Interesting "conversation" in the editorial pages of the UC Berkeley paper, The Daily Californian. Over a week ago, Olympic swimmer and long-time Title IX advocate, Donna de Varona, wrote this opinion about the state of Berkeley athletics. She cites the university's history of providing equitable opportunities for women but also the recent backsliding she has seen due to a variety of factors. (I won't rehash the details which she does a good job providing.)
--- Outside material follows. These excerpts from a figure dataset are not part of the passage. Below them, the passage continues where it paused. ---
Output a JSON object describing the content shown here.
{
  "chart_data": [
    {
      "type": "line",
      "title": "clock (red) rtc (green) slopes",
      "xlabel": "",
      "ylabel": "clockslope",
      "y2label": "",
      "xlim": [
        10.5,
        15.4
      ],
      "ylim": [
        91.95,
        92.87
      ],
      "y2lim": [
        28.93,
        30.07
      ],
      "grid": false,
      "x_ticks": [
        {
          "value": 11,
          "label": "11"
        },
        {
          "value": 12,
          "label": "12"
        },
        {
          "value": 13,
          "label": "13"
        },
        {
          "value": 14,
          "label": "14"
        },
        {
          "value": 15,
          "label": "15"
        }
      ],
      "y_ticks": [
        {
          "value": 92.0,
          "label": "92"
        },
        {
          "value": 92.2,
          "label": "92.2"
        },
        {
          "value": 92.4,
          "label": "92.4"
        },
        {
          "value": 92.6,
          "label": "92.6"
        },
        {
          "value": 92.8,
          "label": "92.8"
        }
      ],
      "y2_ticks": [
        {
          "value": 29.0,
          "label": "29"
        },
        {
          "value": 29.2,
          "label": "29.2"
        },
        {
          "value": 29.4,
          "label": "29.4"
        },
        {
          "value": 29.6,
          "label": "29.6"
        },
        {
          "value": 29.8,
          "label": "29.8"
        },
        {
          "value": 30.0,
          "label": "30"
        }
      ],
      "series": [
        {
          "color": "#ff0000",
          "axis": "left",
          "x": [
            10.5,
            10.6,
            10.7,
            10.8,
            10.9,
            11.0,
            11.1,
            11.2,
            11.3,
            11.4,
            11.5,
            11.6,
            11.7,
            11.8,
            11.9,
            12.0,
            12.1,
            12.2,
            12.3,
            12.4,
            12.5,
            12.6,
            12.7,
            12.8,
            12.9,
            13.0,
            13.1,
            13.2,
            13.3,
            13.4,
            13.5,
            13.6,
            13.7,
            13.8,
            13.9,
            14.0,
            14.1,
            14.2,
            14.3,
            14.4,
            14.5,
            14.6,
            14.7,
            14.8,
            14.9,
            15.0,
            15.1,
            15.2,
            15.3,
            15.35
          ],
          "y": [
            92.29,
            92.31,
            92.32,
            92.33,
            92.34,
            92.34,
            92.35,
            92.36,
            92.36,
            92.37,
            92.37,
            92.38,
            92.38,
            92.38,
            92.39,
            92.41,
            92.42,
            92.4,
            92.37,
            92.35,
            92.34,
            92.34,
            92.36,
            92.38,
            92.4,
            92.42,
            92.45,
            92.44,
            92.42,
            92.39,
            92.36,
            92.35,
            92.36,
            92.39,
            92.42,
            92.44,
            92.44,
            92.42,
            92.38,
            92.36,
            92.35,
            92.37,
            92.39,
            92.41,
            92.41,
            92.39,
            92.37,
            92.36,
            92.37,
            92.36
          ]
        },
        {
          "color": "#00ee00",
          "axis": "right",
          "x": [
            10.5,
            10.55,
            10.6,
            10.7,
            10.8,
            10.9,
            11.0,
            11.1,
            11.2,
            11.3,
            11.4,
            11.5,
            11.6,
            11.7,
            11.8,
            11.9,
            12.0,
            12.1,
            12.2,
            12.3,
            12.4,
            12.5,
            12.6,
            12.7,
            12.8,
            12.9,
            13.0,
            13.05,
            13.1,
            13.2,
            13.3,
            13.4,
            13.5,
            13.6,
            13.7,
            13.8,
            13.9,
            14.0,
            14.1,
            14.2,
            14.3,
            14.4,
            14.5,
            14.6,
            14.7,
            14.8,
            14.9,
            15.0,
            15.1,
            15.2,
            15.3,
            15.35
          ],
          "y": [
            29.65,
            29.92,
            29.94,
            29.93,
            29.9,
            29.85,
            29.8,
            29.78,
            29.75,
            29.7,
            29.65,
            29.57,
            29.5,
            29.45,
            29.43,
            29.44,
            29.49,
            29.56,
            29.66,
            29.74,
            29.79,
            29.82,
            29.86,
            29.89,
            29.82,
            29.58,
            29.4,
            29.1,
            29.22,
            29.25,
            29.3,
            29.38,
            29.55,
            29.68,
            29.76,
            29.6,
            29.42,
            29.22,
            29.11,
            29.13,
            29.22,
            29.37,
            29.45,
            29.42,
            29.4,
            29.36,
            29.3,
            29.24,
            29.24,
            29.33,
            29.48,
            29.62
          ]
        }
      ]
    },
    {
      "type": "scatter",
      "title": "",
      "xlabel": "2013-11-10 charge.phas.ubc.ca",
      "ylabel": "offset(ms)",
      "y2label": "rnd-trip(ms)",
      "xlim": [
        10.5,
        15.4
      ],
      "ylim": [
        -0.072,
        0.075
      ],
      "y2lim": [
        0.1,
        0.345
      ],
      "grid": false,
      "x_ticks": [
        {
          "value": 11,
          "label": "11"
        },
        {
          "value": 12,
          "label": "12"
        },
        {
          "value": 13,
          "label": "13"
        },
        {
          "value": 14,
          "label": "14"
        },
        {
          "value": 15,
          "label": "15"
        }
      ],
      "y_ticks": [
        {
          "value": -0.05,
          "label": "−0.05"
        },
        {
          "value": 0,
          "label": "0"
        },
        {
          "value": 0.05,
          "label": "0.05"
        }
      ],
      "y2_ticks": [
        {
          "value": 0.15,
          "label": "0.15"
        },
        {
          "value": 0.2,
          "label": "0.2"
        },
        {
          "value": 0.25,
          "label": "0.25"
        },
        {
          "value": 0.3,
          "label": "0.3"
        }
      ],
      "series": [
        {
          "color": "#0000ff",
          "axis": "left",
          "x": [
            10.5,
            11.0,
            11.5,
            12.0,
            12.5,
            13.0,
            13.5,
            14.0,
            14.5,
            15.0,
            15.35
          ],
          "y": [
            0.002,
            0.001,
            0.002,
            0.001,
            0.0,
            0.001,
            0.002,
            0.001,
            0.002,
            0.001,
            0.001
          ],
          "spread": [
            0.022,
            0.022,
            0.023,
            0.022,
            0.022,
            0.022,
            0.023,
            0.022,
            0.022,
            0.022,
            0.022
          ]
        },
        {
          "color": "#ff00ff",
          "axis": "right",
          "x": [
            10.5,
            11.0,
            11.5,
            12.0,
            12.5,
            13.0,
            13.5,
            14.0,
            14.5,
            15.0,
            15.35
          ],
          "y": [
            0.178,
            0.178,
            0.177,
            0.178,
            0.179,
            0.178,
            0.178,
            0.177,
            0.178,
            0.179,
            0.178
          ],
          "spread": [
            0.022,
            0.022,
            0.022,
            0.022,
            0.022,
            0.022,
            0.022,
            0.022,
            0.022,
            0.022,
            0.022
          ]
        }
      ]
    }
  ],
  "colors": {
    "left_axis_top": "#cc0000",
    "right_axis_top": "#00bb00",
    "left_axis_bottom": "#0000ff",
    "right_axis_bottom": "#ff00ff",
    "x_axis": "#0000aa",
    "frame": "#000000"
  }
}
A week later, this piece by the vice chancellor of admissions, Nathan Bostrom, appeared in response to de Varona's. Unfortunately Bostrom does not really take on any of the issues de Varona raised. He believes it was "ironic" that de Varona's piece was published the same week female athletes won six national titles (in track/field and swimming). He cites the numerous titles won by women's teams at Berkeley. He gives Berkeley's standing in the Pac-10 in terms of number of female athletes and women's teams. He talks about growth and championships and conference titles. This is all well and good--in fact it looks quite impressive. But it does not address de Varona's concerns but gender equity, because you cannot talk about equity and only gives facts and figures about the women's program. It is all relative. It does not matter how many female athletes Berkeley has in comparison to the rest of the Pac-10. It matters how proportional their female athletes are to their undergrad population. Within conference school sizes differ so saying you have one of the highest numbers of athletes does not mean all that much.
Bostrom uses the tactics of someone in admissions: he praises the program; he shows why Berkeley women's athletics are good.
De Varona takes the stand of a women's sports advocate who understands how to measure gender equity.